Theodore Roosevelt Birthplace

I finished David McCullough’s Mornings on Horseback last night. This is the ur-text for anyone who works or volunteers at the Theodore Roosevelt Birthplace. As McCullough points out in the introduction, Mornings is not so much a biography as an exploration of how this man born just prior to the CIvil War became the man he did. The book ends in the mid-1880s with Theodore’s life less than half lived. It hardly seemed that way however, given how much he managed to pack in before his 30th birthday. The White House is still fifteen years in the distance.

This is the prep work leading up to my own Interpretive programs, which I am looking forward to doing once I have the narrative down firmly.
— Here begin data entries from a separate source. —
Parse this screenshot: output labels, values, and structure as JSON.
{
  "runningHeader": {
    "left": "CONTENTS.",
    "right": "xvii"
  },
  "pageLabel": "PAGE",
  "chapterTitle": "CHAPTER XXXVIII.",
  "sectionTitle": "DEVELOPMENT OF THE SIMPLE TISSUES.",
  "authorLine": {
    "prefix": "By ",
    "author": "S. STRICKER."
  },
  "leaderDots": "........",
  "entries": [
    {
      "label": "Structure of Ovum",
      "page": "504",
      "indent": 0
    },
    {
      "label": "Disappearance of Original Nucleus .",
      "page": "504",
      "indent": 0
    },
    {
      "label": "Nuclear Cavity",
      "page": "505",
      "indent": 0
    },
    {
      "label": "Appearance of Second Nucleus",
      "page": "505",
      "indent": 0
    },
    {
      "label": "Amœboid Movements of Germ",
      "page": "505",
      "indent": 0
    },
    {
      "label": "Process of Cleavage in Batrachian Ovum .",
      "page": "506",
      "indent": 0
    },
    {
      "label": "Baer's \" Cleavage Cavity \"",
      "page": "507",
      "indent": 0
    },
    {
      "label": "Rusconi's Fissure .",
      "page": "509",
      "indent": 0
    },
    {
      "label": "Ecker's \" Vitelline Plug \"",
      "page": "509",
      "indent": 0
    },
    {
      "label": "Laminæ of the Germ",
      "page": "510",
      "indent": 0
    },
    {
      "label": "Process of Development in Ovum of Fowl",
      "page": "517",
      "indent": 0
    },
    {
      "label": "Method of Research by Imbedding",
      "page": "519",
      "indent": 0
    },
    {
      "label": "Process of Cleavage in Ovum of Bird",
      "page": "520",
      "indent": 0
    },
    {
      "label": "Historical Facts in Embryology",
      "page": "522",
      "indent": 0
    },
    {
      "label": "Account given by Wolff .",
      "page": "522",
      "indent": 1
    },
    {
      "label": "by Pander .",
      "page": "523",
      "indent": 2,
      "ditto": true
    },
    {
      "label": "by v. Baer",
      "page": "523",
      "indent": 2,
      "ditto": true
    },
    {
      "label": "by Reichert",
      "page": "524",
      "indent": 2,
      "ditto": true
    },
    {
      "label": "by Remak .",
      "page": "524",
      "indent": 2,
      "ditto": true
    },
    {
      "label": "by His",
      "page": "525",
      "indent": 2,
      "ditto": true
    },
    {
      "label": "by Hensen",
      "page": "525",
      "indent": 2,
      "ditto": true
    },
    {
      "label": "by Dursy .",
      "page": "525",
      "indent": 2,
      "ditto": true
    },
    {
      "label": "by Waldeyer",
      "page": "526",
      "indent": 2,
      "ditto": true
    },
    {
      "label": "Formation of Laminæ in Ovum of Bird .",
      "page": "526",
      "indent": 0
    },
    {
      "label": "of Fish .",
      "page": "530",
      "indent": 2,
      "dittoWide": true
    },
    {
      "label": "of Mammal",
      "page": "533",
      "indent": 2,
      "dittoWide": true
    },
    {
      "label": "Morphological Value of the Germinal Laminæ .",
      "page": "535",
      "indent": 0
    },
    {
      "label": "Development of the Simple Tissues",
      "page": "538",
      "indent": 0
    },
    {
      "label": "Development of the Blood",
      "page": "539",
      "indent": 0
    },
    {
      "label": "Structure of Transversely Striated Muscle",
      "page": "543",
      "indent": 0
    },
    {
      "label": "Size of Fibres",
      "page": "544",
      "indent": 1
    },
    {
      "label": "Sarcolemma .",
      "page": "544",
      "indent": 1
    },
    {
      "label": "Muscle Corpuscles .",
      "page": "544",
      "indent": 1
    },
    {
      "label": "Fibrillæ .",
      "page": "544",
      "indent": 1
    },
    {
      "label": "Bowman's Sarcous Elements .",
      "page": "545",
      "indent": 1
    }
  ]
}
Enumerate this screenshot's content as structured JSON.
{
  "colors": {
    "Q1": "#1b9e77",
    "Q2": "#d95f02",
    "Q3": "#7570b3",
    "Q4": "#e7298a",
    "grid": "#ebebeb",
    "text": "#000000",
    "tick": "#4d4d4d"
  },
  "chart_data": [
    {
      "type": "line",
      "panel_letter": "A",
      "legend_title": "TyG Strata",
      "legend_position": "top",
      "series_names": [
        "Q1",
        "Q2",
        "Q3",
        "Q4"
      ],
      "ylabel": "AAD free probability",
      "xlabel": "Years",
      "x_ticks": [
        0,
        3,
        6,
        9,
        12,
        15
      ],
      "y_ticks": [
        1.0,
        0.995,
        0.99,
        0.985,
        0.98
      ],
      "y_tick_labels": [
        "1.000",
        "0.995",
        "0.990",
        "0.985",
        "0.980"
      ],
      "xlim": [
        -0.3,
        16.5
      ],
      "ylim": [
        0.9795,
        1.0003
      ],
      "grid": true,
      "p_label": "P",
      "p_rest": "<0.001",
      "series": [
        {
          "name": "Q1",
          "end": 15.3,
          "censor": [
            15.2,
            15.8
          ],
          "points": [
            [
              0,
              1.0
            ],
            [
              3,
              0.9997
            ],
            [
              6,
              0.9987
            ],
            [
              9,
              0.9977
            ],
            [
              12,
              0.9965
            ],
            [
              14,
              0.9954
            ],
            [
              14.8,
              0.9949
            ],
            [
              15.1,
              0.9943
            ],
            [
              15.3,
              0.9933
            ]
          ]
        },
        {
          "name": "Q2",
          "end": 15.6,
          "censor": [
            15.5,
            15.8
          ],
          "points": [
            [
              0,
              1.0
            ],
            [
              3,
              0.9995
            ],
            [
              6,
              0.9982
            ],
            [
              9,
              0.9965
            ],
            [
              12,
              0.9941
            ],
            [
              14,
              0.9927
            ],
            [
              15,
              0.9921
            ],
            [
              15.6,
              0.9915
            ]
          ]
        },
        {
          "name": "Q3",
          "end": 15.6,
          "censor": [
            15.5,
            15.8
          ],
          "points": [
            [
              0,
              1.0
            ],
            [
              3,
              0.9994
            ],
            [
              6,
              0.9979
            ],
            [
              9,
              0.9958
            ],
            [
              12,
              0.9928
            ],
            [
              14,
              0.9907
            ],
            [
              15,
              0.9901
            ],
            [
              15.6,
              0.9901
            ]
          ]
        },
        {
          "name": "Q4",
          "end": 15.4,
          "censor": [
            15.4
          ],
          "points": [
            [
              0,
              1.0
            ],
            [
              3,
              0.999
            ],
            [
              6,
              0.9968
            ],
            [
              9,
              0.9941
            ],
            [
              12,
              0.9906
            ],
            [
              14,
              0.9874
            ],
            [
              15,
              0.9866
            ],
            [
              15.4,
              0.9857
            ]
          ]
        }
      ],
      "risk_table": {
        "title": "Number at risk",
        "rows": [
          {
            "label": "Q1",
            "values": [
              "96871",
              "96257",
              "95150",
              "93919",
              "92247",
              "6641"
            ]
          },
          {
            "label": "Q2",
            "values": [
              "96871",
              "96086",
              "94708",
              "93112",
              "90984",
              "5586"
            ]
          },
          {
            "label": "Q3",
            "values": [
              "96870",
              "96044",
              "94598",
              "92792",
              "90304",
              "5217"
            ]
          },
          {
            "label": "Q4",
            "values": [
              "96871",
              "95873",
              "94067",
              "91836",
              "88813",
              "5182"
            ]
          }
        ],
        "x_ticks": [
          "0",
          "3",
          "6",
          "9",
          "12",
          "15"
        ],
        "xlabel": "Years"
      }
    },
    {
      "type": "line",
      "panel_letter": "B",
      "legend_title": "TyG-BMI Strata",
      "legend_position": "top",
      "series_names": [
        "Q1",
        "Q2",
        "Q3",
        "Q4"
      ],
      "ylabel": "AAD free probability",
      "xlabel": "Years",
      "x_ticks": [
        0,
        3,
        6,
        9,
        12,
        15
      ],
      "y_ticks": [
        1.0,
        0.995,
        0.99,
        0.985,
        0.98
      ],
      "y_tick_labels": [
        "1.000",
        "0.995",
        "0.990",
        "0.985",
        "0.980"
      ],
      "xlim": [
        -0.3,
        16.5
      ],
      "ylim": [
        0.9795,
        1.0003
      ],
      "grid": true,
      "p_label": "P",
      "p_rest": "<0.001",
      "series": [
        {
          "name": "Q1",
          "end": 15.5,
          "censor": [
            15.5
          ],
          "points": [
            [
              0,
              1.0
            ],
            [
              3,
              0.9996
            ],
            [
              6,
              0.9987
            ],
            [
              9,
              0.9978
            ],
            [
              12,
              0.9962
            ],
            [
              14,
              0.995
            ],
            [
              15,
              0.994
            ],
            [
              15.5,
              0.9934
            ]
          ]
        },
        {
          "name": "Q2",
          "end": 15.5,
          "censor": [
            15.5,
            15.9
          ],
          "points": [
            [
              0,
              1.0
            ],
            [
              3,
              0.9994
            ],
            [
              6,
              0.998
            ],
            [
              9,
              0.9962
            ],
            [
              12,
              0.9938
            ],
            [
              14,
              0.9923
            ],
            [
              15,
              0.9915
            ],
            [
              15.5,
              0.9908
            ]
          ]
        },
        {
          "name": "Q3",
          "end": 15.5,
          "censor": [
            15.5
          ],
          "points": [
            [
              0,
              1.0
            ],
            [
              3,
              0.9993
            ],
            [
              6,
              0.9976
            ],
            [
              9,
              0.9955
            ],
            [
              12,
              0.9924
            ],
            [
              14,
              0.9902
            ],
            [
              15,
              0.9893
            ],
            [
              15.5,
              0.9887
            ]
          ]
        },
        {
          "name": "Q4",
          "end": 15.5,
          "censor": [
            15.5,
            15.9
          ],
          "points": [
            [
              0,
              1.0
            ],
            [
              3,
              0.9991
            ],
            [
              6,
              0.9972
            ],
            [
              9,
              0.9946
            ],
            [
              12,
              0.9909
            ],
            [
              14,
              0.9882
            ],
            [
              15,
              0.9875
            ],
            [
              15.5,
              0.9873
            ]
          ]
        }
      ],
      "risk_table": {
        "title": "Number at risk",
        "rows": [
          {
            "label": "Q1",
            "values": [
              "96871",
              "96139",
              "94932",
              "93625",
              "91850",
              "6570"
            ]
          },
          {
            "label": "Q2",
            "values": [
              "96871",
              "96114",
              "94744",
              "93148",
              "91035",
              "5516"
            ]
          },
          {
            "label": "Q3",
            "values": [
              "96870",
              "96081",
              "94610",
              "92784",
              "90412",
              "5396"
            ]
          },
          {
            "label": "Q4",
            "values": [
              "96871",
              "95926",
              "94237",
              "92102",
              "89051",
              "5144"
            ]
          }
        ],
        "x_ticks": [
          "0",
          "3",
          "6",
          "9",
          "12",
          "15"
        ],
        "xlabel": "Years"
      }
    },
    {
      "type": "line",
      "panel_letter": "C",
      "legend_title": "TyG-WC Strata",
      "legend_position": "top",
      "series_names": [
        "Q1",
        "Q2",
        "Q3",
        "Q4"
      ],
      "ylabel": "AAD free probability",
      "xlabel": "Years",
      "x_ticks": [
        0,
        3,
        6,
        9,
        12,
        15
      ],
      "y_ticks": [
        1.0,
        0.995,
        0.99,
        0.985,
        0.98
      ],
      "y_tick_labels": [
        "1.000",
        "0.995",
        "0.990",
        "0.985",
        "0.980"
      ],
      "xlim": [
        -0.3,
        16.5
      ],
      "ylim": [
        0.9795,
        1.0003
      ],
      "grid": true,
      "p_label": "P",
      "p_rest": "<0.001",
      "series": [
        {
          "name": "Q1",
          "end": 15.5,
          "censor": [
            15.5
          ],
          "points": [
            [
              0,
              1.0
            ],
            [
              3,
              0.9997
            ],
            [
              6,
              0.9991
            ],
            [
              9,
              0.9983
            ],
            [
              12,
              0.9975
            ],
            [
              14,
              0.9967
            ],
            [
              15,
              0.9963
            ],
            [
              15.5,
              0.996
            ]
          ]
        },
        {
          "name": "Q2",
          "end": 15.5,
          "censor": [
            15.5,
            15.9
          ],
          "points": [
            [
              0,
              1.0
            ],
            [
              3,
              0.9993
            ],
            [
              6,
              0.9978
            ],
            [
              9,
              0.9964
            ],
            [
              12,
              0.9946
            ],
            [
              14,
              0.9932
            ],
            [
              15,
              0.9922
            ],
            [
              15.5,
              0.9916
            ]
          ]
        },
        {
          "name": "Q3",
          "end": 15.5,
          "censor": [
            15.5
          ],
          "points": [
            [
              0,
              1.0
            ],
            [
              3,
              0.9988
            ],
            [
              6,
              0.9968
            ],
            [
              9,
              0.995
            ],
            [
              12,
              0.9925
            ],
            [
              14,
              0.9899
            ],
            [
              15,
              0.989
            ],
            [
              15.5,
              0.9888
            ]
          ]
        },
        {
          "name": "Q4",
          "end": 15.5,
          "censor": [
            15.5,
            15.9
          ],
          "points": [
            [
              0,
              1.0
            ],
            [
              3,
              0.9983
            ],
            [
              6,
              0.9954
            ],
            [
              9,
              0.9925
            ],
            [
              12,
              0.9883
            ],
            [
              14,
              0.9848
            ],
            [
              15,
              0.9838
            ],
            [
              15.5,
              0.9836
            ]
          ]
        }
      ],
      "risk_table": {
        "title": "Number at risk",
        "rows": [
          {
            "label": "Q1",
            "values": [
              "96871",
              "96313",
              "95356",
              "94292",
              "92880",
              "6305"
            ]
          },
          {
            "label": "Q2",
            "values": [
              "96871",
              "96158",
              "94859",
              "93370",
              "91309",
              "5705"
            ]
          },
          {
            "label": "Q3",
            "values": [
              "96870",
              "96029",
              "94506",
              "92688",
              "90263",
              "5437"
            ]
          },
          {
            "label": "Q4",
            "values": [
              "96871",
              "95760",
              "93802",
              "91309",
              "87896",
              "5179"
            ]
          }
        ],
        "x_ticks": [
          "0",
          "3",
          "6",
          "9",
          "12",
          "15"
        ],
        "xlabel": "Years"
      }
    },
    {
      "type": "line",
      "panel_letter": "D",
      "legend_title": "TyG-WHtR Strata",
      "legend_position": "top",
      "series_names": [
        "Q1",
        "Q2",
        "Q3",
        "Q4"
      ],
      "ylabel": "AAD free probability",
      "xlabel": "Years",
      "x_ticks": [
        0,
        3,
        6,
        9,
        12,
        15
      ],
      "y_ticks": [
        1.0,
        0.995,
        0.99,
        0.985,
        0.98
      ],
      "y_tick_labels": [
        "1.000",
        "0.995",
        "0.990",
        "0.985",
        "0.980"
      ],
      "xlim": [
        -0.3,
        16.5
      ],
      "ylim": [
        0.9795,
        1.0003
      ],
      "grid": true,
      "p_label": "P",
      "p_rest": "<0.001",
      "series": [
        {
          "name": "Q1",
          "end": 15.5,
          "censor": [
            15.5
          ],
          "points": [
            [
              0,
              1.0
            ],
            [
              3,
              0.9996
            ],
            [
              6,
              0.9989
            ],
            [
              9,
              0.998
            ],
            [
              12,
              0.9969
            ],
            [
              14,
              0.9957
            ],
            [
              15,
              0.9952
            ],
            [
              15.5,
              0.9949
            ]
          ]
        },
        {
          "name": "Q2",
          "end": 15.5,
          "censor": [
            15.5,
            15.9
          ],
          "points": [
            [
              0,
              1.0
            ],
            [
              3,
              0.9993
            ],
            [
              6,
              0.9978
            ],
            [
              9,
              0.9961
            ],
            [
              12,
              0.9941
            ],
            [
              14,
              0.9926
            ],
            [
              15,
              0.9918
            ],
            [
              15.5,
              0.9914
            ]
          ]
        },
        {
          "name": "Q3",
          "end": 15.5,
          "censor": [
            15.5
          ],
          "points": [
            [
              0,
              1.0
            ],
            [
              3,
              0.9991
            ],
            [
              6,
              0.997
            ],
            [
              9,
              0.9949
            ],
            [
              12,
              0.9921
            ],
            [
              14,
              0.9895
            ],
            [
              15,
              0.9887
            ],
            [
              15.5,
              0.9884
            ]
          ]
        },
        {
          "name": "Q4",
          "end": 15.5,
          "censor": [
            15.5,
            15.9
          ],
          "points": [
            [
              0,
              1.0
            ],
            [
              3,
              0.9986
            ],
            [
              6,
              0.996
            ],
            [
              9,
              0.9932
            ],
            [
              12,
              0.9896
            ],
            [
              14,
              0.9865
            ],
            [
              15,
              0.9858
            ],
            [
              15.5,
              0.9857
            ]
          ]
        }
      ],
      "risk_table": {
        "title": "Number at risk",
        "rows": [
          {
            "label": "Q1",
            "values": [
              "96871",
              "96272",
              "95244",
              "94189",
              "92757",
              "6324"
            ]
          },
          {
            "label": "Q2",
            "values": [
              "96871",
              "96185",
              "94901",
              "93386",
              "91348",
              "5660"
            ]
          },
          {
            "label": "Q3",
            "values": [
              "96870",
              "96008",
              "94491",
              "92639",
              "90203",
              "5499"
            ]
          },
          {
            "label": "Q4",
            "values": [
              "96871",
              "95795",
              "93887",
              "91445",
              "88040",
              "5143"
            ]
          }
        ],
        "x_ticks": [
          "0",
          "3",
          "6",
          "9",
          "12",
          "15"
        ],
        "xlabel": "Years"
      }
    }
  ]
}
What I am finding I love about the Roosevelt story is the number of ways it can be told. Walk around the Flatiron District in the East Twenties and you are stepping back into an Edith Wharton novel. Tell the story of how his mother Mittie, raised in Georgia, was an unreconstructed Southerner and you have the Cvil War. Assemblyman Roosevelt? That’s him taking on Tammany Hall. And oh yes, it is a human story too. His wife and mother did die on the same day in the same house–two days after his daughter was born. That does not even get you to San Juan Hill, the Albany governors mansion, the White House or the decade of his life that came afterward. It is hard to believe he died at sixty. I can’t tell you how much I am enjoying this.

Make the TRB part of your New York City experience. It’s the real deal.